Thanks Konrad! A very welcome update. I've no doubt it will, for one thing, make the chores of obtaining and maintaining desired voice-balances much quicker and easier.
As for creative use of modulating note-by-note volume by means of velocity, I'd offer a word of caution.
During my early experiments with orchestral intonation I found out the hard way that the pianoforte is certainly not a suitable instrument for intoning in any way other than traditionally. Why? I'm convinced it's because we are all so deeply accustomed to the sound and tuning of the piano that even small departures from that tuning can be instantly noticeable - tending to stick out like sore thumbs and so causing unwelcome disruptions in the listening experience. Somewhat similarly, though for fewer people, we are not accustomed to hearing substantial note-by-note modulation of volume in pipe organ performances.
It's the old case of being mindful that the human organism is enormously adaptable - including our hearing - and that anyone can, in isolation as an individual, all too quickly become accustomed to almost anything within the vast scope of our adaptabilities. And yet in very large populations (which include our listeners), deeply embedded "normalities" tend to change only very slowly - except in the case of a dramatically successful innovation. Call it culture, call it what you will but it's something very real and worth treating with cautious respect.

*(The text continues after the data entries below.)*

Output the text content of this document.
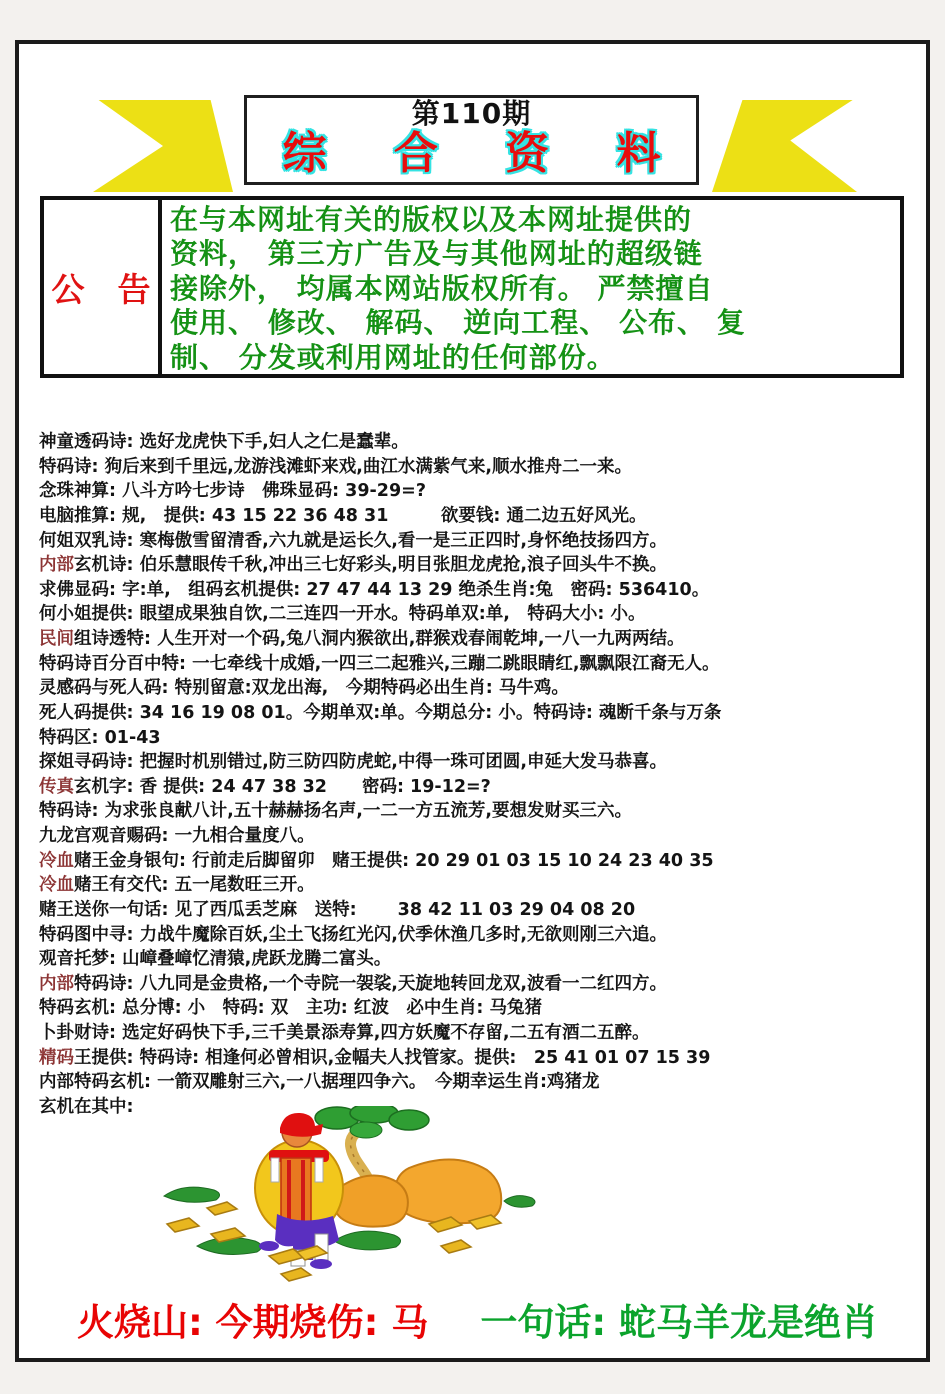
第110期
综 合 资 料
公　告
在与本网址有关的版权以及本网址提供的
资料， 第三方广告及与其他网址的超级链
接除外， 均属本网站版权所有。 严禁擅自
使用、 修改、 解码、 逆向工程、 公布、 复
制、 分发或利用网址的任何部份。
神童透码诗: 选好龙虎快下手,妇人之仁是蠢辈。
特码诗: 狗后来到千里远,龙游浅滩虾来戏,曲江水满紫气来,顺水推舟二一来。
念珠神算: 八斗方吟七步诗　佛珠显码: 39-29=?
电脑推算: 规,　提供: 43 15 22 36 48 31　　　欲要钱: 通二边五好风光。
何姐双乳诗: 寒梅傲雪留清香,六九就是运长久,看一是三正四时,身怀绝技扬四方。
内部玄机诗: 伯乐慧眼传千秋,冲出三七好彩头,明目张胆龙虎抢,浪子回头牛不换。
求佛显码: 字:单,　组码玄机提供: 27 47 44 13 29 绝杀生肖:兔　密码: 536410。
何小姐提供: 眼望成果独自饮,二三连四一开水。特码单双:单,　特码大小: 小。
民间组诗透特: 人生开对一个码,兔八洞内猴欲出,群猴戏春闹乾坤,一八一九两两结。
特码诗百分百中特: 一七牵线十成婚,一四三二起雅兴,三蹦二跳眼睛红,飘飘限江裔无人。
灵感码与死人码: 特别留意:双龙出海,　今期特码必出生肖: 马牛鸡。
死人码提供: 34 16 19 08 01。今期单双:单。今期总分: 小。特码诗: 魂断千条与万条
特码区: 01-43
探姐寻码诗: 把握时机别错过,防三防四防虎蛇,中得一珠可团圆,申延大发马恭喜。
传真玄机字: 香 提供: 24 47 38 32　　密码: 19-12=?
特码诗: 为求张良献八计,五十赫赫扬名声,一二一方五流芳,要想发财买三六。
九龙宫观音赐码: 一九相合量度八。
冷血赌王金身银句: 行前走后脚留卯　赌王提供: 20 29 01 03 15 10 24 23 40 35
冷血赌王有交代: 五一尾数旺三开。
赌王送你一句话: 见了西瓜丢芝麻　送特:　　 38 42 11 03 29 04 08 20
特码图中寻: 力战牛魔除百妖,尘土飞扬红光闪,伏季休渔几多时,无欲则刚三六追。
观音托梦: 山嶂叠嶂忆清猿,虎跃龙腾二富头。
内部特码诗: 八九同是金贵格,一个寺院一袈裟,天旋地转回龙双,波看一二红四方。
特码玄机: 总分博: 小　特码: 双　主功: 红波　必中生肖: 马兔猪
卜卦财诗: 选定好码快下手,三千美景添寿算,四方妖魔不存留,二五有酒二五醉。
精码王提供: 特码诗: 相逢何必曾相识,金幅夫人找管家。提供:　25 41 01 07 15 39
内部特码玄机: 一箭双雕射三六,一八据理四争六。　今期幸运生肖:鸡猪龙
玄机在其中:
火烧山: 今期烧伤: 马 一句话: 蛇马羊龙是绝肖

That said, I'll certainly not stand in the way of attempted innovations in music. "Naturalisation" means the innovation is successfully internalised by many people, all the cultural gatekeeping has been satisfied and the world has duly changed for those people; it is inherently a democratic, distributed, cultural process, hence it is also - most especially in the case of music - beyond any individual's power to impose or prevent. Moreover, it's not without its own sanctions, positive and negative; so one might add, "careful with that axe, Eugene".